Senator Schumer’s letter to the VA reads as follows:
Dear Secretary Shulkin,
As the Veterans’ Administration (VA) and National Academy of Sciences, Medicine, and Engineering (NAM) work to examine potential causal relationships between certain illnesses and exposure to dioxins such as Agent Orange, I ask that the VA to take several steps to better assist the veterans, families, and Veteran Service Organizations (VSOs) who are working to see the VA establish a presumption of service connection for Glioblastoma. As you know, Glioblastoma accounts for nearly 15% of all brain tumors and accounts for the highest number of cases of all malignant tumors. The America Brain Tumor Association (ABTA) estimates over 12,000 new cases in 2017.
First, I request that the VA make publically available all claims submitted by veterans, or VSOs on a veteran’s behalf, for service-connected disability compensation due to a veteran’s diagnosis of Glioblastoma. This should include any related medical or scientific information appropriately screened to safeguard any personal information. Because Glioblastoma does not currently carry a presumption of service connection, veterans and their families are forced to pursue an often years-long appeal process for disability compensation. While the VA Appeals Board issued about 20 affirmative determinations on these cases between 2009-2016, organizations like Vietnam Veterans of America report that the lack of ready access to the initial claim filings needlessly encumbers their ability to discover new information necessary to advocate for subsequent claimants.
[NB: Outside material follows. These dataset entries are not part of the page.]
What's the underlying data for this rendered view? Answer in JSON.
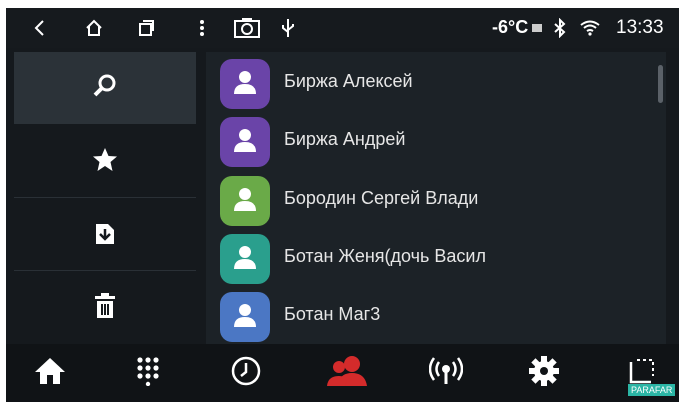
{
  "status_bar": {
    "icons": [
      "back-icon",
      "home-outline-icon",
      "recents-icon",
      "more-vert-icon",
      "camera-icon",
      "usb-icon",
      "sim-icon",
      "bluetooth-icon",
      "wifi-icon"
    ],
    "temperature": "-6°C",
    "time": "13:33"
  },
  "sidebar": {
    "items": [
      {
        "icon": "search-icon",
        "selected": true
      },
      {
        "icon": "star-icon",
        "selected": false
      },
      {
        "icon": "import-icon",
        "selected": false
      },
      {
        "icon": "trash-icon",
        "selected": false
      }
    ]
  },
  "contacts": [
    {
      "name": "Биржа Алексей",
      "color": "#6a44a8"
    },
    {
      "name": "Биржа Андрей",
      "color": "#6a44a8"
    },
    {
      "name": "Бородин Сергей Влади",
      "color": "#6aaa48"
    },
    {
      "name": "Ботан Женя(дочь Васил",
      "color": "#2a9f8d"
    },
    {
      "name": "Ботан Маг3",
      "color": "#4b77c4"
    }
  ],
  "bottom_nav": [
    {
      "icon": "home-icon",
      "active": false
    },
    {
      "icon": "dialpad-icon",
      "active": false
    },
    {
      "icon": "clock-icon",
      "active": false
    },
    {
      "icon": "contacts-icon",
      "active": true
    },
    {
      "icon": "radio-icon",
      "active": false
    },
    {
      "icon": "settings-icon",
      "active": false
    },
    {
      "icon": "screen-icon",
      "active": false
    }
  ],
  "colors": {
    "accent": "#d42b2b",
    "background": "#15191d",
    "list_bg": "#1c2227"
  },
  "watermark": "PARAFAR"
}
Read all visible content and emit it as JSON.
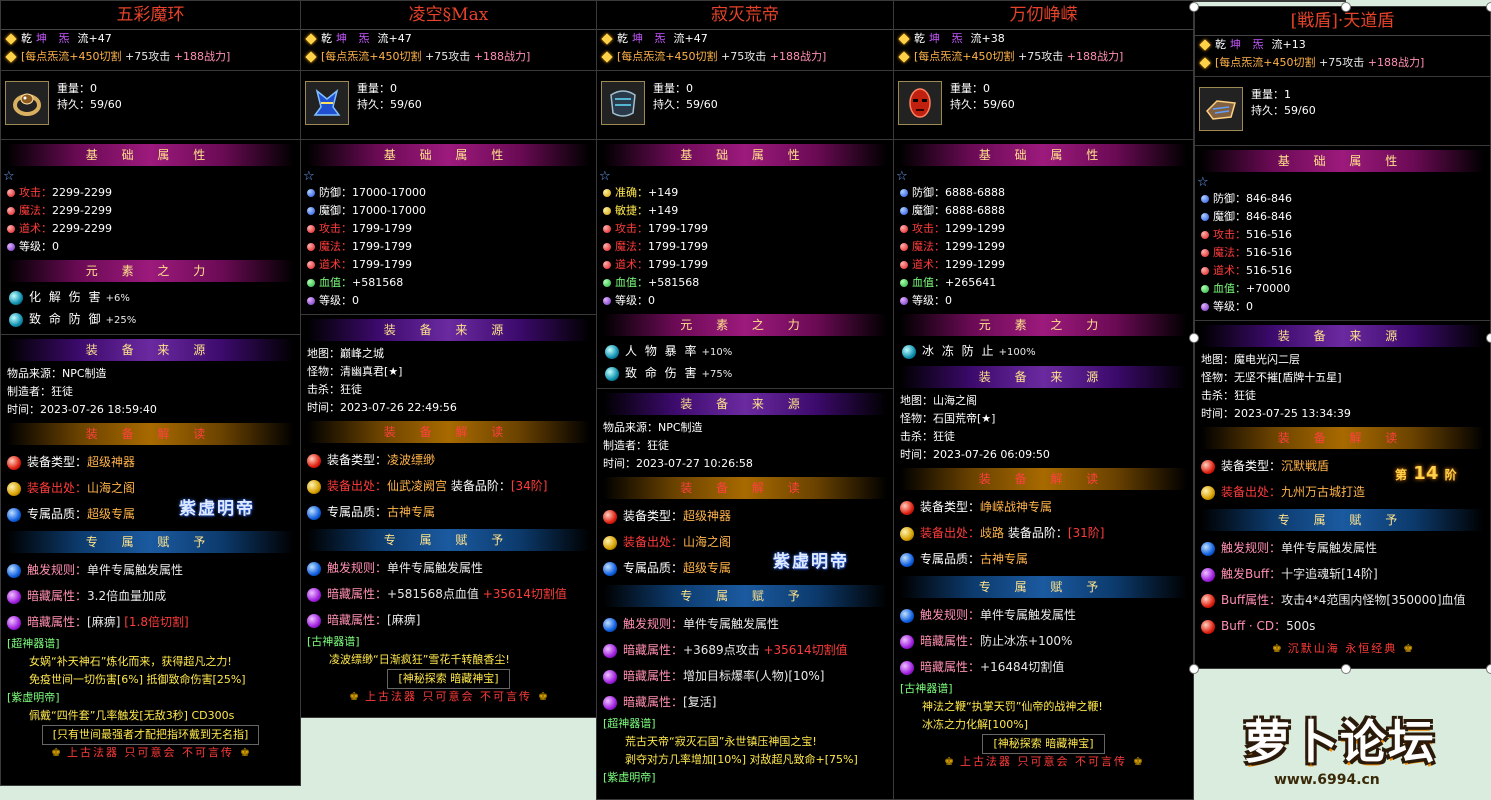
{
  "header_common": {
    "qian": "乾",
    "yinyang": "坤 炁",
    "liu": "流+",
    "bonus_a": "[每点炁流+450切割",
    "bonus_b": "+75攻击",
    "bonus_c": "+188战力]"
  },
  "labels": {
    "weight": "重量：",
    "durability": "持久：",
    "map": "地图：",
    "monster": "怪物：",
    "kill": "击杀：",
    "source": "物品来源：",
    "maker": "制造者：",
    "time": "时间："
  },
  "banners": {
    "basic": "基 础 属 性",
    "element": "元 素 之 力",
    "origin": "装 备 来 源",
    "decode": "装 备 解 读",
    "exclusive": "专 属 赋 予"
  },
  "badge": "紫虚明帝",
  "footer": "上古法器 只可意会 不可言传",
  "panels": [
    {
      "title": "五彩魔环",
      "level": "47",
      "weight": "0",
      "durability": "59/60",
      "stats": [
        {
          "label": "攻击：",
          "value": "2299-2299",
          "color": "#ff3b3b"
        },
        {
          "label": "魔法：",
          "value": "2299-2299",
          "color": "#ff3b3b"
        },
        {
          "label": "道术：",
          "value": "2299-2299",
          "color": "#ff3b3b"
        },
        {
          "label": "等级：",
          "value": "0",
          "color": "#ffffff"
        }
      ],
      "elements": [
        {
          "label": "化 解 伤 害",
          "value": "+6%"
        },
        {
          "label": "致 命 防 御",
          "value": "+25%"
        }
      ],
      "origin": {
        "source": "NPC制造",
        "maker": "狂徒",
        "time": "2023-07-26 18:59:40"
      },
      "decode": [
        {
          "label": "装备类型：",
          "value": "超级神器"
        },
        {
          "label": "装备出处：",
          "value": "山海之阁"
        },
        {
          "label": "专属品质：",
          "value": "超级专属"
        }
      ],
      "exclusive": [
        {
          "label": "触发规则：",
          "value": "单件专属触发属性"
        },
        {
          "label": "暗藏属性：",
          "value": "3.2倍血量加成"
        },
        {
          "label": "暗藏属性：",
          "value": "[麻痹]",
          "extra": "[1.8倍切割]"
        }
      ],
      "lore_title": "[超神器谱]",
      "lore": [
        "女娲“补天神石”炼化而来，获得超凡之力!",
        "免疫世间一切伤害[6%] 抵御致命伤害[25%]"
      ],
      "lore_title2": "[紫虚明帝]",
      "lore2": [
        "佩戴“四件套”几率触发[无敌3秒] CD300s"
      ],
      "boxed": "[只有世间最强者才配把指环戴到无名指]"
    },
    {
      "title": "凌空§Max",
      "level": "47",
      "weight": "0",
      "durability": "59/60",
      "stats": [
        {
          "label": "防御：",
          "value": "17000-17000",
          "color": "#ffffff"
        },
        {
          "label": "魔御：",
          "value": "17000-17000",
          "color": "#ffffff"
        },
        {
          "label": "攻击：",
          "value": "1799-1799",
          "color": "#ff3b3b"
        },
        {
          "label": "魔法：",
          "value": "1799-1799",
          "color": "#ff3b3b"
        },
        {
          "label": "道术：",
          "value": "1799-1799",
          "color": "#ff3b3b"
        },
        {
          "label": "血值：",
          "value": "+581568",
          "color": "#7cff7c"
        },
        {
          "label": "等级：",
          "value": "0",
          "color": "#ffffff"
        }
      ],
      "origin": {
        "map": "巅峰之城",
        "monster": "清幽真君[★]",
        "kill": "狂徒",
        "time": "2023-07-26 22:49:56"
      },
      "decode": [
        {
          "label": "装备类型：",
          "value": "凌波缥缈"
        },
        {
          "label": "装备出处：",
          "value": "仙武凌阙宫",
          "extra_label": "装备品阶：",
          "extra": "[34阶]"
        },
        {
          "label": "专属品质：",
          "value": "古神专属"
        }
      ],
      "exclusive": [
        {
          "label": "触发规则：",
          "value": "单件专属触发属性"
        },
        {
          "label": "暗藏属性：",
          "value": "+581568点血值",
          "extra": "+35614切割值"
        },
        {
          "label": "暗藏属性：",
          "value": "[麻痹]"
        }
      ],
      "lore_title": "[古神器谱]",
      "lore": [
        "凌波缥缈“日渐疯狂”雪花千转酿香尘!"
      ],
      "boxed": "[神秘探索 暗藏神宝]"
    },
    {
      "title": "寂灭荒帝",
      "level": "47",
      "weight": "0",
      "durability": "59/60",
      "stats": [
        {
          "label": "准确：",
          "value": "+149",
          "color": "#ffe84d"
        },
        {
          "label": "敏捷：",
          "value": "+149",
          "color": "#ffe84d"
        },
        {
          "label": "攻击：",
          "value": "1799-1799",
          "color": "#ff3b3b"
        },
        {
          "label": "魔法：",
          "value": "1799-1799",
          "color": "#ff3b3b"
        },
        {
          "label": "道术：",
          "value": "1799-1799",
          "color": "#ff3b3b"
        },
        {
          "label": "血值：",
          "value": "+581568",
          "color": "#7cff7c"
        },
        {
          "label": "等级：",
          "value": "0",
          "color": "#ffffff"
        }
      ],
      "elements": [
        {
          "label": "人 物 暴 率",
          "value": "+10%"
        },
        {
          "label": "致 命 伤 害",
          "value": "+75%"
        }
      ],
      "origin": {
        "source": "NPC制造",
        "maker": "狂徒",
        "time": "2023-07-27 10:26:58"
      },
      "decode": [
        {
          "label": "装备类型：",
          "value": "超级神器"
        },
        {
          "label": "装备出处：",
          "value": "山海之阁"
        },
        {
          "label": "专属品质：",
          "value": "超级专属"
        }
      ],
      "exclusive": [
        {
          "label": "触发规则：",
          "value": "单件专属触发属性"
        },
        {
          "label": "暗藏属性：",
          "value": "+3689点攻击",
          "extra": "+35614切割值"
        },
        {
          "label": "暗藏属性：",
          "value": "增加目标爆率(人物)[10%]"
        },
        {
          "label": "暗藏属性：",
          "value": "[复活]"
        }
      ],
      "lore_title": "[超神器谱]",
      "lore": [
        "荒古天帝“寂灭石国”永世镇压神国之宝!",
        "剥夺对方几率增加[10%] 对敌超凡致命+[75%]"
      ],
      "lore_title2": "[紫虚明帝]"
    },
    {
      "title": "万仞峥嵘",
      "level": "38",
      "weight": "0",
      "durability": "59/60",
      "stats": [
        {
          "label": "防御：",
          "value": "6888-6888",
          "color": "#ffffff"
        },
        {
          "label": "魔御：",
          "value": "6888-6888",
          "color": "#ffffff"
        },
        {
          "label": "攻击：",
          "value": "1299-1299",
          "color": "#ff3b3b"
        },
        {
          "label": "魔法：",
          "value": "1299-1299",
          "color": "#ff3b3b"
        },
        {
          "label": "道术：",
          "value": "1299-1299",
          "color": "#ff3b3b"
        },
        {
          "label": "血值：",
          "value": "+265641",
          "color": "#7cff7c"
        },
        {
          "label": "等级：",
          "value": "0",
          "color": "#ffffff"
        }
      ],
      "elements": [
        {
          "label": "冰 冻 防 止",
          "value": "+100%"
        }
      ],
      "origin": {
        "map": "山海之阁",
        "monster": "石国荒帝[★]",
        "kill": "狂徒",
        "time": "2023-07-26 06:09:50"
      },
      "decode": [
        {
          "label": "装备类型：",
          "value": "峥嵘战神专属"
        },
        {
          "label": "装备出处：",
          "value": "歧路",
          "extra_label": "装备品阶：",
          "extra": "[31阶]"
        },
        {
          "label": "专属品质：",
          "value": "古神专属"
        }
      ],
      "exclusive": [
        {
          "label": "触发规则：",
          "value": "单件专属触发属性"
        },
        {
          "label": "暗藏属性：",
          "value": "防止冰冻+100%"
        },
        {
          "label": "暗藏属性：",
          "value": "+16484切割值"
        }
      ],
      "lore_title": "[古神器谱]",
      "lore": [
        "神法之鞭“执掌天罚”仙帝的战神之鞭!",
        "冰冻之力化解[100%]"
      ],
      "boxed": "[神秘探索 暗藏神宝]"
    },
    {
      "title": "[戦盾]·天道盾",
      "level": "13",
      "weight": "1",
      "durability": "59/60",
      "stats": [
        {
          "label": "防御：",
          "value": "846-846",
          "color": "#ffffff"
        },
        {
          "label": "魔御：",
          "value": "846-846",
          "color": "#ffffff"
        },
        {
          "label": "攻击：",
          "value": "516-516",
          "color": "#ff3b3b"
        },
        {
          "label": "魔法：",
          "value": "516-516",
          "color": "#ff3b3b"
        },
        {
          "label": "道术：",
          "value": "516-516",
          "color": "#ff3b3b"
        },
        {
          "label": "血值：",
          "value": "+70000",
          "color": "#7cff7c"
        },
        {
          "label": "等级：",
          "value": "0",
          "color": "#ffffff"
        }
      ],
      "origin": {
        "map": "魔电光闪二层",
        "monster": "无坚不摧[盾牌十五星]",
        "kill": "狂徒",
        "time": "2023-07-25 13:34:39"
      },
      "decode": [
        {
          "label": "装备类型：",
          "value": "沉默戦盾"
        },
        {
          "label": "装备出处：",
          "value": "九州万古城打造"
        }
      ],
      "tier": {
        "pre": "第",
        "num": "14",
        "post": "阶"
      },
      "exclusive": [
        {
          "label": "触发规则：",
          "value": "单件专属触发属性"
        },
        {
          "label": "触发Buff：",
          "value": "十字追魂斩[14阶]"
        },
        {
          "label": "Buff属性：",
          "value": "攻击4*4范围内怪物[350000]血值"
        },
        {
          "label": "Buff · CD：",
          "value": "500s"
        }
      ],
      "footer": "沉默山海 永恒经典"
    }
  ],
  "watermark": {
    "name": "萝卜论坛",
    "url": "www.6994.cn"
  }
}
Tom Cray, my constituent from Rochester, New York who served bravely in Vietnam, has pursued service-related compensation for his Glioblastoma for several months. Tom served two combat tours in Vietnam and was diagnosed with Glioblastoma in January 2017 at a non-VA hospital. His family subsequently submitted a VA claim to cover the cost of his cancer treatment. Although his physicians have documented that his Glioblastoma is likely a factor linked to his exposure to Agent Orange, the VA is requiring the Cray family to provide independent medical studies or evidence to support their claim, despite the likelihood that this type of evidence has previously been submitted to the VA by prior claimants.
Secondly, I ask that the VA take steps to fill the known gaps in its Glioblastoma data set for Vietnam era veterans. Currently, the VA approximates that 500 veterans have been diagnosed with Glioblastoma since 2000. This is because the VA only maintains tracks the number of veterans diagnosed at a VA Hospital, but not those such as Mr. Cray who were diagnosed at a non-VA hospital. To better assess the potential links between this cancer and herbicide exposure, the VA should take steps to correct these known discrepancies.
Finally, I encourage the VA to commission research to determine whether a causal relationship exists between Glioblastoma and exposure to dioxins like Agent Orange. I applaud the VA for authorizing the National Academy of Medicine to begin new research on Glioblastoma among Vietnam era veterans: Possible generational health effects that may be the result of herbicide exposure among male Vietnam veterans, myeloproliferative neoplasms, and glioblastoma. It is likely this study will yield the need for further follow-up research on Glioblastoma therefore I urge the VA to provide all necessary support to conduct this study in a timely fashion and to provide any and all resources to conduct subsequent research that will be recommended by the study
Thank you for your attention to this matter.